Sous-entendu: d'un côté le «rassemblement» souhaité par Juppé, qui vante «l'identité heureuse» et s'ouvre aux déçus du hollandisme. De l'autre les «clivages» sur l'islam et le terrorisme, réclamés par Sarkozy qui veut réparer un pays en proie au doute et qui souffre de n'être plus entendu. Quand le dernier est prêt à tout, le premier refuse d'instrumentaliser les affaires judiciaires. Il donne des ordres à ses équipes de ne pas dire du mal de son adversaire sur ce plan-là. Comme dirait l'autre, avec cette manœuvre, il a intellectuellement raison mais politiquement tort.

Derrière les hommes, c'est une véritable refondation idéologique qui attend la droite, qui reste largement divisée malgré les apparences. Une droite qui ne plus s'empêcher de penser, laissant à la gauche le monopole de l'intelligence qu'elle s'arroge sans raison. Or, sur ce plan, depuis 2002, l'UMP s'est centrisée, adoptant les idées de l'ex-UDF même si ses dirigeants, eux, sont presque exclusivement RPR.

«Depuis des années on avait décidé de poser nos questions à l'Assemblée au nom du groupe UDF-RPR, rectifie Leonetti. Ce qui est vrai, c'est que le RPR a accepté la décentralisation et l'Europe. Et que l'UDF est allé vers l'autorité... Je pense qu'on ne peut gagner la présidentielle qu'avec l'union de la droite et du centre

Charles Pasqua aurait corrigé: «À l'UDF il y a les élus, au RPR nous avons les électeurs!».

Seul maire qui ne prend pas d'arrêté anti-burkini

Ce soutien à Juppé, finalement, c'est la victoire des Girondins sur les Jacobins. Récemment, Leonetti a pu exercer sa méthode en refusant d'appliquer un arrêté anti-burkini dans sa ville quand toutes les communes de la Côte d'Azur, elles, s'y pliaient de bonne grâce après celui de Cannes, qui a lancé l'initiative. Au conseil municipal d'Antibes, les frontistes ont diabolisé Leonetti (alors même qu'ils jurent en privé qu'il tient bien sa ville et ne leur laisse que peu d'espace) en le faisant passer pour un complice de l'islamisme. Aussi grotesque que de dire qu'il n'y a pas de problème avec l'islam en France.

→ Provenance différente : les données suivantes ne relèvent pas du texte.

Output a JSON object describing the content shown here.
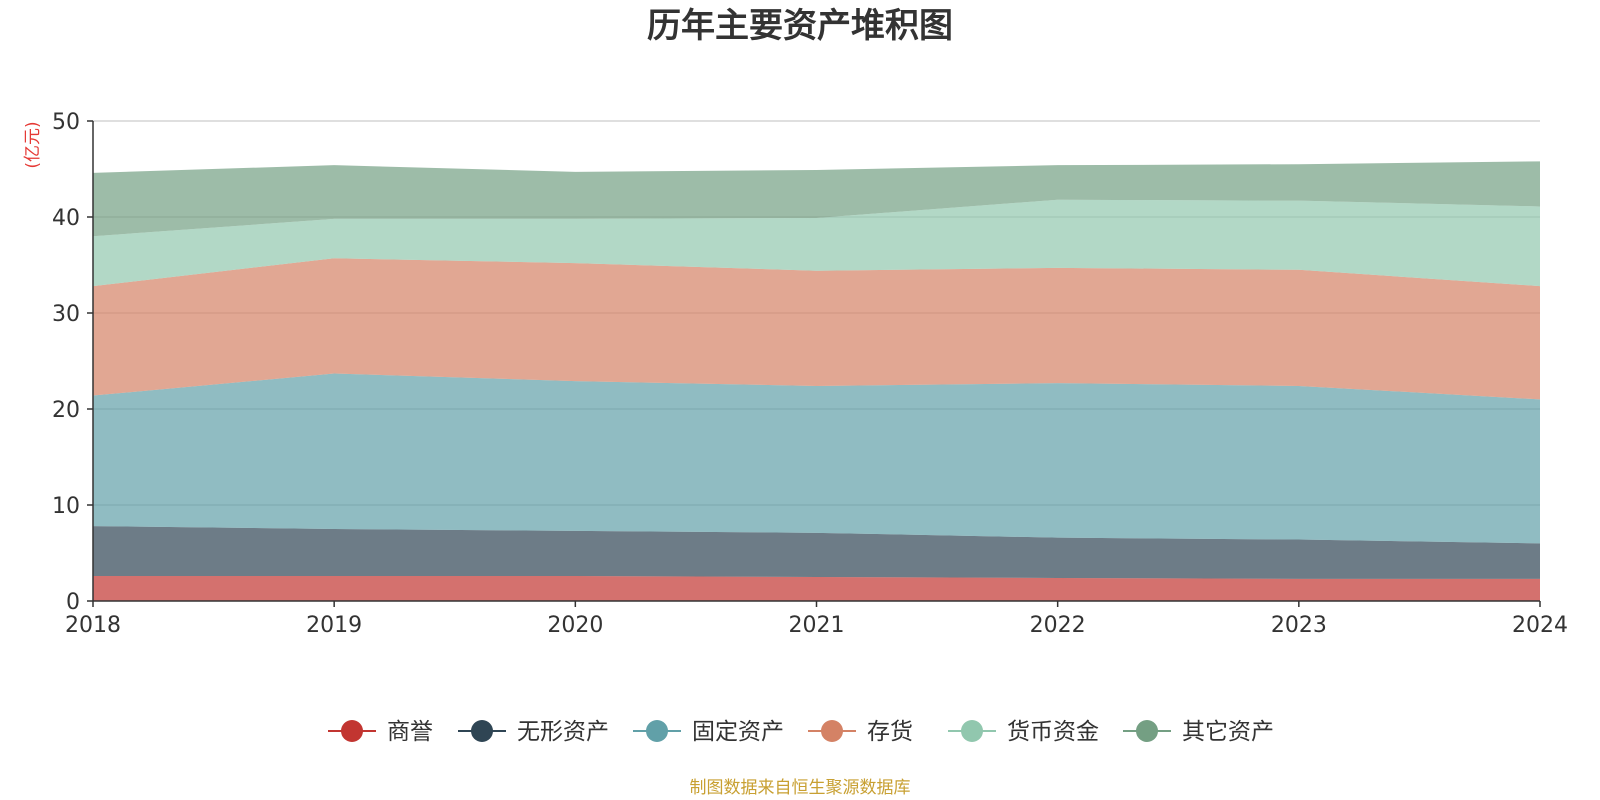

«Je ne ne nie pas les problèmes. C'est la raison pour laquelle je propose une mission d'information sur l'islam... Mais moi, j'essaie de convaincre plutôt que de séduire. Je savais que le Conseil d'État allait retoquer tout ça»ajoute Leonetti, qui adopte tout de même une posture très optimiste sur la question et minimise un peu le rôle du symbole en politique (qu'est-ce que le burkini, sinon le refus du vivre-ensemble dont certains nous rabattent les oreilles à longueur de journées?).

«J'ai demandé à ma police municipale d'aller voir sur les plages d'Antibes et d'être très attentif. Trois jours après, ils m'ont fait un rapport et m'ont dit qu'ils avaient croisé une femme avec un foulard qui aidait son père à se baigner. Vous imaginez si j'avais pris un arrêté anti-burkini?»

À l'Assemblée, cette polémique lui a valu un coup sur le bec de Jean-François Copé, quand il a préféré prendre le temps de la réflexion plutôt que d'agir dans l'urgence médiatique: «On a assez réfléchi sur ces questions, il faut des actes maintenant!», lui a lancé l'ancien président de l'UMP. «Réfléchir, c'est une chose que je suis incapable d'arrêter», lui a répondu Leonetti, qui regrette de vivre dans une «société de réaction alors qu'on devrait être une société de réflexion.» En bon médecin, Leonetti veut d'abord poser des diagnostics pour mieux opérer. Pendant des années, c'est sa méthode qui a gagné à droite. Jusqu'à quand?